Galactic Guide: Oretani System

Galactic Guide: Oretani System

Writer’s Note: Galactic Guide: Oretani System was published originally as a Subscriber Exclusive on July 11, 2018.

Today, the Oretani system is remembered more as a legend than a reality. Discovered during the halcyon days of our expansion into the stars, the system shocked Humanity after the only jump point connecting it to the known universe collapsed and never reformed. This tragic incident marooned thousands of settlers. To this day, despite many hypotheses, the truth of their fate has yet to be learned.

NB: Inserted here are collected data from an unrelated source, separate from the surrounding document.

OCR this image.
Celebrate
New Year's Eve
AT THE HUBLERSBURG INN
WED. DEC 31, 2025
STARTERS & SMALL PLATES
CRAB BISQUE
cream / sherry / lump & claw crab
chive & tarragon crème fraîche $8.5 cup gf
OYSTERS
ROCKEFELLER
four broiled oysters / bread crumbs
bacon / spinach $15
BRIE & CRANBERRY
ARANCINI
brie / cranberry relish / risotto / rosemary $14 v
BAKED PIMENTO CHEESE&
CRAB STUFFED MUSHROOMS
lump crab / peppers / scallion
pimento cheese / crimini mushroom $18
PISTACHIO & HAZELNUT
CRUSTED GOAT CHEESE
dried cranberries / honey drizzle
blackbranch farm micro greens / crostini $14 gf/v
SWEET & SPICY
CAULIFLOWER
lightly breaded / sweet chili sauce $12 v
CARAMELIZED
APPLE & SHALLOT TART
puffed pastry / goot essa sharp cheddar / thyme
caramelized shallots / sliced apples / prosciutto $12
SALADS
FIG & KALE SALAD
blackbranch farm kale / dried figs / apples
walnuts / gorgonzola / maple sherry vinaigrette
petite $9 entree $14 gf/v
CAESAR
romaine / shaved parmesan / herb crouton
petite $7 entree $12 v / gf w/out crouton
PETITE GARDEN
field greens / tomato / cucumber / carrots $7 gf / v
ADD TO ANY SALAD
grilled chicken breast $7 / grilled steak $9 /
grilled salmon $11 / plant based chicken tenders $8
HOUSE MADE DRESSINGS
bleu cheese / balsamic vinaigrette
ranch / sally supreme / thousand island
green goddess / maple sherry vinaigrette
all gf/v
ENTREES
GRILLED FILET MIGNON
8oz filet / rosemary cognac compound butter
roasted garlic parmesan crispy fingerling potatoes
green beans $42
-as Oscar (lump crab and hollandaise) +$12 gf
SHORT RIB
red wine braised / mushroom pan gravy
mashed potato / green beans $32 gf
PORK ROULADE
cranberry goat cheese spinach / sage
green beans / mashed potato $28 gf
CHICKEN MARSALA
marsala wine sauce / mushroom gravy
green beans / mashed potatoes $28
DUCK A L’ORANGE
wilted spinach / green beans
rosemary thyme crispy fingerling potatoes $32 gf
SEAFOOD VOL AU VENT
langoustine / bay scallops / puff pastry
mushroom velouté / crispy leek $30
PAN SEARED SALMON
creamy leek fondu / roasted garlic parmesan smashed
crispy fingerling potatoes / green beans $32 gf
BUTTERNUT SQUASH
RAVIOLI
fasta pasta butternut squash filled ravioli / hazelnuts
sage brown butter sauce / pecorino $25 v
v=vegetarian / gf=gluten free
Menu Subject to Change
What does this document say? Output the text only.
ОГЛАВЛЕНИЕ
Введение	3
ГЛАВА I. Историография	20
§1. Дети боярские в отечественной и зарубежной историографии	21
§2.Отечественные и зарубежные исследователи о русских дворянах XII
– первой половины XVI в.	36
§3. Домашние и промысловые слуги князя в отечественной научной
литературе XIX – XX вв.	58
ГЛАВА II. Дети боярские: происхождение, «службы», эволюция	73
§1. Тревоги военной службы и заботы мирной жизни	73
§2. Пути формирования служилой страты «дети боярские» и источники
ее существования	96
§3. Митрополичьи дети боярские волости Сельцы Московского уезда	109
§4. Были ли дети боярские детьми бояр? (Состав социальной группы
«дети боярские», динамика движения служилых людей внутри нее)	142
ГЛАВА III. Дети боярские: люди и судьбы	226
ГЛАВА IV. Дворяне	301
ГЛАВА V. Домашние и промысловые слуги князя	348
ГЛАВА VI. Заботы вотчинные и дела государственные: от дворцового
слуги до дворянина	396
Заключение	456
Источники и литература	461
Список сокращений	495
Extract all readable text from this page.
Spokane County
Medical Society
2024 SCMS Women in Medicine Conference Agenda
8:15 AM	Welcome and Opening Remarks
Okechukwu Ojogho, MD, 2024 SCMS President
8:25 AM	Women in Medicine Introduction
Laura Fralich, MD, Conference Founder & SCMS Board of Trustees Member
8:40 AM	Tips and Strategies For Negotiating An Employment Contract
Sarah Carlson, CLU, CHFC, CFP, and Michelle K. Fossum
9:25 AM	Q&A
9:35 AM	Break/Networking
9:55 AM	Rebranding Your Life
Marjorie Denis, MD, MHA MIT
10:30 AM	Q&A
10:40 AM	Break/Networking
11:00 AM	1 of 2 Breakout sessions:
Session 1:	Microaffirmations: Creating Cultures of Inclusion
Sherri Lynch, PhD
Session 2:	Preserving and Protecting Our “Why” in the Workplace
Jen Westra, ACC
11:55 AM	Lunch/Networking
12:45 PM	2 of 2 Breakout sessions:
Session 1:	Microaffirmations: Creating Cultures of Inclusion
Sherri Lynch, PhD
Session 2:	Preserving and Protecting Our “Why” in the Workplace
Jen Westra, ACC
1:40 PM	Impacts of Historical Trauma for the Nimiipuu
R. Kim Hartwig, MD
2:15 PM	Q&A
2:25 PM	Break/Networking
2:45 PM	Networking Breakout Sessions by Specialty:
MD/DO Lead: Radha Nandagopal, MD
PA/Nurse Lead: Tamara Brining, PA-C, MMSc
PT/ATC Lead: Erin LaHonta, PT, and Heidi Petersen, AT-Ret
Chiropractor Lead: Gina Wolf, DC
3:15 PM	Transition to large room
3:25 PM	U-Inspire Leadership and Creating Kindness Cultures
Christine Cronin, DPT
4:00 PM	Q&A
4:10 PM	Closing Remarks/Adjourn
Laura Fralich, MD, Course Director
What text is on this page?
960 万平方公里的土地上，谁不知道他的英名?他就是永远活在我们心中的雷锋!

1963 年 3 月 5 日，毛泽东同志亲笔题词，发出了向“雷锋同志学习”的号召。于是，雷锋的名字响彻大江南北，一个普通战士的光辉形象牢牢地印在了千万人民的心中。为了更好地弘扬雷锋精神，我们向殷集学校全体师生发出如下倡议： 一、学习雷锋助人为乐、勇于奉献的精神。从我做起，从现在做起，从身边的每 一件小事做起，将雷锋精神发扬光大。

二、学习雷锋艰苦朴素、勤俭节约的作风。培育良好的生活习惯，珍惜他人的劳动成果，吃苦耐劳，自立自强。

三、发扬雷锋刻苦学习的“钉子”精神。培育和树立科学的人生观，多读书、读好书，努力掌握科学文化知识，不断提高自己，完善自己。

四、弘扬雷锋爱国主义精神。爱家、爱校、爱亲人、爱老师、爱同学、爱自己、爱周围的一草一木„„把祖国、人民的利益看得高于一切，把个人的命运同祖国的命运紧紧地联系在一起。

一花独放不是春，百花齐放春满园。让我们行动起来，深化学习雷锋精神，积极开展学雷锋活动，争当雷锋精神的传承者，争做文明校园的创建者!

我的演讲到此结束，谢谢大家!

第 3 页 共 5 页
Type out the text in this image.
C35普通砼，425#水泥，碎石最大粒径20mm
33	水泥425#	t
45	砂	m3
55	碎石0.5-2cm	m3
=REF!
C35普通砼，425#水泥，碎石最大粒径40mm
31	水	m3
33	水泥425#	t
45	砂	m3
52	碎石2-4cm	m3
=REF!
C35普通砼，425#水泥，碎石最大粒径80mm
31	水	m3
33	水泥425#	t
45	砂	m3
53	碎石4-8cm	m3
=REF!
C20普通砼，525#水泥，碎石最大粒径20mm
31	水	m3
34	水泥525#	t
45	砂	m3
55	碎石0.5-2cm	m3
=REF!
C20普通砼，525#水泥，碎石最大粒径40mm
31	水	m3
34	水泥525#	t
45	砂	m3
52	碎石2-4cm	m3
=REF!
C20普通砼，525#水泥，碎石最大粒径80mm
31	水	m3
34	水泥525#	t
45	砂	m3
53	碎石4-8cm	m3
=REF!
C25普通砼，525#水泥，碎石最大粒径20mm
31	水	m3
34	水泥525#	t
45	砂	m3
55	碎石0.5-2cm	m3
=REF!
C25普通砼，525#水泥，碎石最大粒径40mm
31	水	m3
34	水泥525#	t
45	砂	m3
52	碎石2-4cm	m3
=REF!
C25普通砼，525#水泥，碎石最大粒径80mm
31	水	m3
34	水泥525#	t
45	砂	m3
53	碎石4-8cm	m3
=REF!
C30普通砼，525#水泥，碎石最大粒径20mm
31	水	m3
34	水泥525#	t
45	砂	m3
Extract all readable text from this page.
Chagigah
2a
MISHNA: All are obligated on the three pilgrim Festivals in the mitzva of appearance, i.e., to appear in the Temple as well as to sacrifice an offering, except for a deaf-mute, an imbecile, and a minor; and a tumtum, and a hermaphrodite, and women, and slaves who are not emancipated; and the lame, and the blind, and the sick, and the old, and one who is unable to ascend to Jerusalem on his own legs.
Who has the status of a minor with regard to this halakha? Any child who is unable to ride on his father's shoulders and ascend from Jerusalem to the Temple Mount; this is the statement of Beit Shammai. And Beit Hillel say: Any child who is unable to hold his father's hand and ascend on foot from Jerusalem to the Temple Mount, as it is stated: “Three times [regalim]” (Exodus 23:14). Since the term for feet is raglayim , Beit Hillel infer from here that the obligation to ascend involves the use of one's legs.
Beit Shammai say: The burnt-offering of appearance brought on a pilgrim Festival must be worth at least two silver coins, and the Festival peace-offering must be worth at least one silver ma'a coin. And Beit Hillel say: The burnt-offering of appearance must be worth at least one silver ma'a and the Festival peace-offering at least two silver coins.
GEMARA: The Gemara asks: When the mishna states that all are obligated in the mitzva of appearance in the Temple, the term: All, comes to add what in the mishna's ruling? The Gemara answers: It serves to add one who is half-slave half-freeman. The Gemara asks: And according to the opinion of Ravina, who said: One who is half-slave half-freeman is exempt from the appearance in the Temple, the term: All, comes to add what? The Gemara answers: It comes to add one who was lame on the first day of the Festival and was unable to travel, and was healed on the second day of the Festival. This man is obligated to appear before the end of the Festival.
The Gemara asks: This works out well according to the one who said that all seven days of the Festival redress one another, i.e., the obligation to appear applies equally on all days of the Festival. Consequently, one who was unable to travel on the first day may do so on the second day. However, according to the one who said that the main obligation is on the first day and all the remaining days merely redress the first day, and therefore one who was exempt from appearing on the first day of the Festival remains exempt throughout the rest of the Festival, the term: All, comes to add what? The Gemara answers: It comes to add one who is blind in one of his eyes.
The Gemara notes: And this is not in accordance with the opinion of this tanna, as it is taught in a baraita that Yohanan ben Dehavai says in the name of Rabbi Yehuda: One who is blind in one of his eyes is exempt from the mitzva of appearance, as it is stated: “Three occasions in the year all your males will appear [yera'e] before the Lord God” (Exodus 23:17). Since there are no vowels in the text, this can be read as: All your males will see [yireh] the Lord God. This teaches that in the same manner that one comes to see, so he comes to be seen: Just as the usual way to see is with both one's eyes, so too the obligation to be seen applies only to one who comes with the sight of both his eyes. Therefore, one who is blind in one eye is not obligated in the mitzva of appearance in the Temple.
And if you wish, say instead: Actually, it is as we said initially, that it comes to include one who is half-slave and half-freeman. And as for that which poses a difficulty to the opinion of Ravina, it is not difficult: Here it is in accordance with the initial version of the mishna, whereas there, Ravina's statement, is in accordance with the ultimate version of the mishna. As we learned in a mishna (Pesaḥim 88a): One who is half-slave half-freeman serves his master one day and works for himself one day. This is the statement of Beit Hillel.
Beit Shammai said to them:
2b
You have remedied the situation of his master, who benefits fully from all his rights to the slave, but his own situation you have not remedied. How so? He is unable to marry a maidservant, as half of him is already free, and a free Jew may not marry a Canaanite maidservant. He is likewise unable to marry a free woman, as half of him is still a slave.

Though currently impossible to visit, we here at Galactic Guide deem it worthy of coverage. Both as a way to honor those tragically lost and to help distinguish the fact from the wild fiction surrounding the system.


Humanity’s optimism over settling space peaked in the 25th century. A confluence of social factors and political pressures made space the millennium’s ‘manifest destiny’. In fact, many deemed it not only natural but necessary to move into the stars. Earth’s diminishing natural resources and massive overpopulation powered the development of space exploration and ultimately terraforming technology. Nick Croshaw’s discovery of jump points opened a doorway into unimaginable scores of potential resources.

Amidst this unbridled optimism, Micah Zahir found himself out of work in the Ferron system. He earned his living as a mining scan operator on Asura, but bureaucratic red tape and a brewing controversy over the distribution of mining rights stifled opportunities for contractors. Recent upgrades to his ship’s scanner and radar had left his funds depleted, so Zahir picked up lower paying gigs as an escort for supply convoys. One such run ventured off the traditional shipping lanes after the convoy leader received intel that outlaws were targeting their usual route. Working the radar with extra care, Zahir picked up a strange ping. A series of scans quickly eliminated the possibility that it was another ship before the anomaly vanished. The convoy proceeded to its destination, but the strange signature peaked Zahir’s curiosity. Later, he returned alone and undertook a thorough investigation that uncovered the fateful jump point into Oretani.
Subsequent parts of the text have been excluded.